Loxodromic transformations are a combination of elliptic and hyperbolic, and may be more or less twisted depending on the relative contribution of each. A given point in hyperbolic space is confined to a helix on the surface of one cyclide. | In the conjugate loxodromic transformation, we see logarithmic spirals on the boundary. |

## Parabolic | |

Also known as "limit rotations". The sphere is a horosphere that kisses the plane at the origin, which is also the center of the horosphere and the single fixed point of the transformation. A given point in hyperbolic space is confined to a circle on one horosphere. All invariant circles of this transformation share the same ideal point. | Parabolic transformations are conjugate to translations in the model (not translations of hyperbolic space!). The fixed point is now at infinity and the plane we see is a horosphere with a center at infinity, i.e. a plane parallel to the boundary plane. It blocks our view the boundary but the pattern there is the same. This is the second image to enjoy the property that the transformation preserves Euclidean length of the model. |

**How far out are those points at the extremities?**

The two fixed points (and every point on the boundary plane in fact) are infinitely far away. They are called “ideal” points and not part of hyperbolic space.

**Could you put another bean beneath?**

There is a family of concentric beans (I like to call them bananas). If you added a second one in the pic, it would either be hidden inside this one or block it. You could add bananas for any other 2 ideal fixed points, but they'd be associated with a different, conjugate transformation.

**Is there a transformation which turns the cone into a plane, while turning the plane it touces into a cone?**

There is not. The plane is the “plane at infinity”, and all hyperbolic isometries will keep its points ideal. Likewise, the finite points on the cone will always remain finite.

**Are you saying that your 3-dimensional projection makes it look like a plane and a cone?**

Yes, the model necessarily warps space, analogous to how we can't represent the earth on a flat piece of paper without warping. In the space itself, that cone is actually a cylinder and the plane is the visual sphere, infinitely far away.

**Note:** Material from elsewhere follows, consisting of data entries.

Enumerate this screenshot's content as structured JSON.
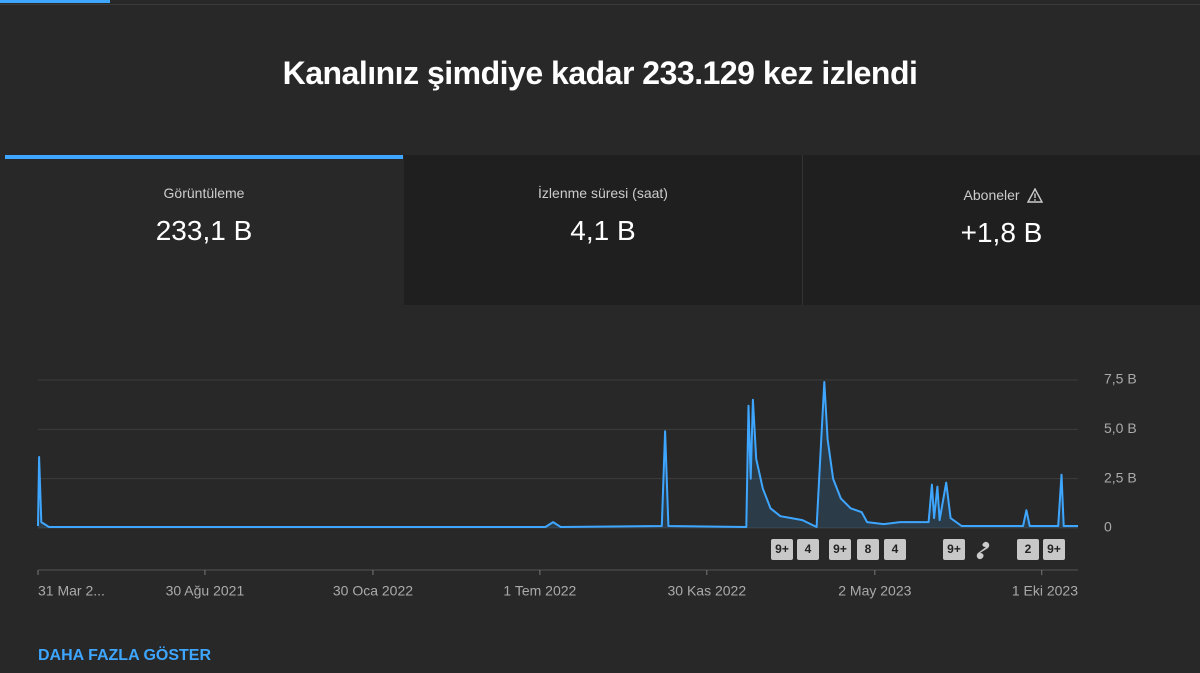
{
  "header": {
    "title": "Kanalınız şimdiye kadar 233.129 kez izlendi"
  },
  "tabs": [
    {
      "label": "Görüntüleme",
      "value": "233,1 B"
    },
    {
      "label": "İzlenme süresi (saat)",
      "value": "4,1 B"
    },
    {
      "label": "Aboneler",
      "value": "+1,8 B"
    }
  ],
  "chart_data": {
    "type": "line",
    "color": "#3ea6ff",
    "grid": true,
    "x": [
      "2021-03-31",
      "2021-04-01",
      "2021-04-03",
      "2021-04-10",
      "2022-07-06",
      "2022-07-13",
      "2022-07-20",
      "2022-10-20",
      "2022-10-23",
      "2022-10-26",
      "2023-01-05",
      "2023-01-07",
      "2023-01-09",
      "2023-01-11",
      "2023-01-14",
      "2023-01-20",
      "2023-01-27",
      "2023-02-05",
      "2023-02-15",
      "2023-02-25",
      "2023-03-10",
      "2023-03-17",
      "2023-03-20",
      "2023-03-25",
      "2023-04-01",
      "2023-04-10",
      "2023-04-20",
      "2023-04-25",
      "2023-05-10",
      "2023-05-25",
      "2023-06-20",
      "2023-06-23",
      "2023-06-25",
      "2023-06-28",
      "2023-06-30",
      "2023-07-06",
      "2023-07-10",
      "2023-07-20",
      "2023-09-14",
      "2023-09-17",
      "2023-09-20",
      "2023-10-16",
      "2023-10-19",
      "2023-10-21",
      "2023-11-03"
    ],
    "values": [
      0.1,
      3.6,
      0.3,
      0.05,
      0.05,
      0.3,
      0.05,
      0.1,
      4.9,
      0.1,
      0.05,
      6.2,
      2.5,
      6.5,
      3.5,
      2.0,
      1.0,
      0.6,
      0.5,
      0.4,
      0.05,
      7.4,
      4.5,
      2.5,
      1.5,
      1.0,
      0.8,
      0.3,
      0.2,
      0.3,
      0.3,
      2.2,
      0.5,
      2.1,
      0.4,
      2.3,
      0.5,
      0.1,
      0.1,
      0.9,
      0.1,
      0.1,
      2.7,
      0.1,
      0.1
    ],
    "xlim": [
      "2021-03-31",
      "2023-11-03"
    ],
    "xticks": [
      {
        "value": "2021-03-31",
        "label": "31 Mar 2..."
      },
      {
        "value": "2021-08-30",
        "label": "30 Ağu 2021"
      },
      {
        "value": "2022-01-30",
        "label": "30 Oca 2022"
      },
      {
        "value": "2022-07-01",
        "label": "1 Tem 2022"
      },
      {
        "value": "2022-11-30",
        "label": "30 Kas 2022"
      },
      {
        "value": "2023-05-02",
        "label": "2 May 2023"
      },
      {
        "value": "2023-10-01",
        "label": "1 Eki 2023"
      }
    ],
    "ylim": [
      0,
      7.5
    ],
    "yticks": [
      0,
      {
        "value": 2.5,
        "label": "2,5 B"
      },
      {
        "value": 5,
        "label": "5,0 B"
      },
      {
        "value": 7.5,
        "label": "7,5 B"
      }
    ]
  },
  "markers": [
    "9+",
    "4",
    "9+",
    "8",
    "4",
    "9+",
    "2",
    "9+"
  ],
  "show_more": "DAHA FAZLA GÖSTER"
}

**Lots of questions like "What is that banana-shaped blob?"**

If you've made it this far, it will be easier to point you to these comments! Also, see the paper "Ortho-circles of Dupin Cyclides".

**What's a good reference for hyperbolic geometry?**

My intro to hyperbolic geometry came from the wonderful book Visual Complex Analysis. That introduces one to the 2-dimensional case but I always find it easiest to think in lower dimensions and then use dimensional analogy anyway.